1. Continued Emphasis on Technology and Accessibility:

  • Prediction: The SSA will likely continue to enhance its digital platforms to make applying for and managing benefits easier and more accessible.
  • Potential Benefits: Improved digital services could lead to quicker processing times and better accessibility for applicants, particularly those who are unable to travel to SSA offices.

 2. Possible Financial Challenges:

  • Background: The Social Security Trust Fund, which supports SSDI payments, has been projected to face funding shortfalls within the next decade.
  • Prediction: Congress might need to take action to ensure the fund’s solvency, which could involve increased payroll taxes, higher benefit age requirements, or adjustments in benefits.
  • Impact: Any changes to funding mechanisms or benefit structures could significantly affect future applicants and current beneficiaries.

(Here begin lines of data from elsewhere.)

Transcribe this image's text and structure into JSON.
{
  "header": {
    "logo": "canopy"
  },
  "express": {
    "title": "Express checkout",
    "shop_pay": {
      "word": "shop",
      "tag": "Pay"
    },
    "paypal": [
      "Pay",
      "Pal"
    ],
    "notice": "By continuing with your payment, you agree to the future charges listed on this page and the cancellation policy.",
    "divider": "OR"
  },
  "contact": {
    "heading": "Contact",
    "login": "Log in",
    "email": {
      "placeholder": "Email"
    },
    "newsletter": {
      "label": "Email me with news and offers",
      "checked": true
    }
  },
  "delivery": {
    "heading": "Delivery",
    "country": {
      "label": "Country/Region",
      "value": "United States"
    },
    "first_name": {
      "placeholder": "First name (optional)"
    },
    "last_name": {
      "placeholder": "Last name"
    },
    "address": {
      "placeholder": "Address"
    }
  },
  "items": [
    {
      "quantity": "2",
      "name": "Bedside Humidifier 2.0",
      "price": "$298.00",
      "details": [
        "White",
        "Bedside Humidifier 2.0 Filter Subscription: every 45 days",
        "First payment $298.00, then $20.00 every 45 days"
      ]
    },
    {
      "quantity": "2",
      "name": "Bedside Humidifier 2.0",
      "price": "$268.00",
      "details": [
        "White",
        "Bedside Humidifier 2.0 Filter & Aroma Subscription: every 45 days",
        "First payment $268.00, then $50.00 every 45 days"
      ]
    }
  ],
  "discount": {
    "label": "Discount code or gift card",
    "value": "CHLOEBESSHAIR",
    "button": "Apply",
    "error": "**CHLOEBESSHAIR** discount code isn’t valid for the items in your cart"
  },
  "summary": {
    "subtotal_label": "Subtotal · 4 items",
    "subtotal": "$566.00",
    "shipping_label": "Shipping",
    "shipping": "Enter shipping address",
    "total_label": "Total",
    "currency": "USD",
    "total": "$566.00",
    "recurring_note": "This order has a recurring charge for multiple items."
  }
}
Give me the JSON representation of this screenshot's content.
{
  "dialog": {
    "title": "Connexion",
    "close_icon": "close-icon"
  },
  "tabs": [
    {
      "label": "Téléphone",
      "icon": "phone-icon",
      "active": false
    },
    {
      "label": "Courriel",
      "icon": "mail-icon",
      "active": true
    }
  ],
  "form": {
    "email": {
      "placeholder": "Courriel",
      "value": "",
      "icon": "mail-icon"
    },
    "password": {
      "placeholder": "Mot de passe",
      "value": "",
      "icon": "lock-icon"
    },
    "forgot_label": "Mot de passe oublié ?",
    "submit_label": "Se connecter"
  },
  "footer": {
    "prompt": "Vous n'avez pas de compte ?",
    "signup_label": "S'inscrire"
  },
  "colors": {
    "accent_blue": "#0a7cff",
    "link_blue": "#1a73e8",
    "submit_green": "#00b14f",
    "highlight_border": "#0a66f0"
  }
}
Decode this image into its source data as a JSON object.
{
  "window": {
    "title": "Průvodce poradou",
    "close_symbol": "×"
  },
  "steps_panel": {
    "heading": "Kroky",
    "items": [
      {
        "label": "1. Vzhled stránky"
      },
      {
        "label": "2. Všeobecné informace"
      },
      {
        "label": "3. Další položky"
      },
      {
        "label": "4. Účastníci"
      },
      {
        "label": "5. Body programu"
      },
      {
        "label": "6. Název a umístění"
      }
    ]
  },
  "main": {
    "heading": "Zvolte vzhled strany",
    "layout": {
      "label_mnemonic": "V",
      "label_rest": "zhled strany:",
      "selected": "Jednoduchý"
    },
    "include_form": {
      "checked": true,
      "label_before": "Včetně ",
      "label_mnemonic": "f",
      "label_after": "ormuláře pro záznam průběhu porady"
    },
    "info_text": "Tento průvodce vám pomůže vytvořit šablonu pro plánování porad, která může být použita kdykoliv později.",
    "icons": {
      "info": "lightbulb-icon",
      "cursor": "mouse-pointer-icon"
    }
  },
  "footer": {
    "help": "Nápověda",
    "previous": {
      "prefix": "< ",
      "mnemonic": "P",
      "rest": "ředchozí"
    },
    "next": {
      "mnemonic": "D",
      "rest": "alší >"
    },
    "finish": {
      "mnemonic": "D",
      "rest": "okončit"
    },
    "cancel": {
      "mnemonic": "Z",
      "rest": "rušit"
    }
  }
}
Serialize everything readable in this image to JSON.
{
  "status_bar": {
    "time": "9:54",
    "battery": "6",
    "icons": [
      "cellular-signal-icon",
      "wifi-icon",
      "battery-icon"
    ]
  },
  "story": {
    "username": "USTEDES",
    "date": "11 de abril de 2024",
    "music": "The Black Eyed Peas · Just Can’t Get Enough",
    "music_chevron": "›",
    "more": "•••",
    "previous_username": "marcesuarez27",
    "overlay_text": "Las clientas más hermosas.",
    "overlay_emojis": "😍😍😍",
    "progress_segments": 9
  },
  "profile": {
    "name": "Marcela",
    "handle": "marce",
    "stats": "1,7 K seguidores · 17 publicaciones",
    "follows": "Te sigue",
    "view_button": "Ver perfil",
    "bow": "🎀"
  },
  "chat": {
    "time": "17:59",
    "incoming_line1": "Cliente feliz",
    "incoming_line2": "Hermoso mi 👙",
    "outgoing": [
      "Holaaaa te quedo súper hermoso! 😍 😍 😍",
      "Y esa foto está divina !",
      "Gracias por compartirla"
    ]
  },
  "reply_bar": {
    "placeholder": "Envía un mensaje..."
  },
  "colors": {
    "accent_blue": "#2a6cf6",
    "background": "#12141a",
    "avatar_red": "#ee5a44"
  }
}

 3. Reevaluation of Medical Criteria:

  • Prediction: As medical knowledge and treatments advance, the SSA will likely continue updating the medical criteria to reflect these advancements.
  • Potential Benefits: More accurate and up-to-date criteria can lead to fairer evaluations of disability claims, particularly for conditions like mental health disorders and autoimmune diseases, which have evolved significantly in terms of treatment and understanding.

 4. Policy Changes Influenced by Political Shifts:

  • Background: Social Security policies can be heavily influenced by the political landscape, including who controls Congress and the presidency.
  • Prediction: Depending on political changes, there could be shifts towards expanding benefits, altering eligibility requirements, or other structural changes to the SSDI program.


The landscape of Social Security Disability Insurance is always evolving, shaped by societal needs, medical advancements, and economic factors. Staying informed about these changes is crucial for applicants and beneficiaries to navigate the system effectively. As we look to the future, potential changes could bring both challenges and opportunities, making it more important than ever to have knowledgeable and experienced legal assistance to guide you through the process of securing the benefits you deserve.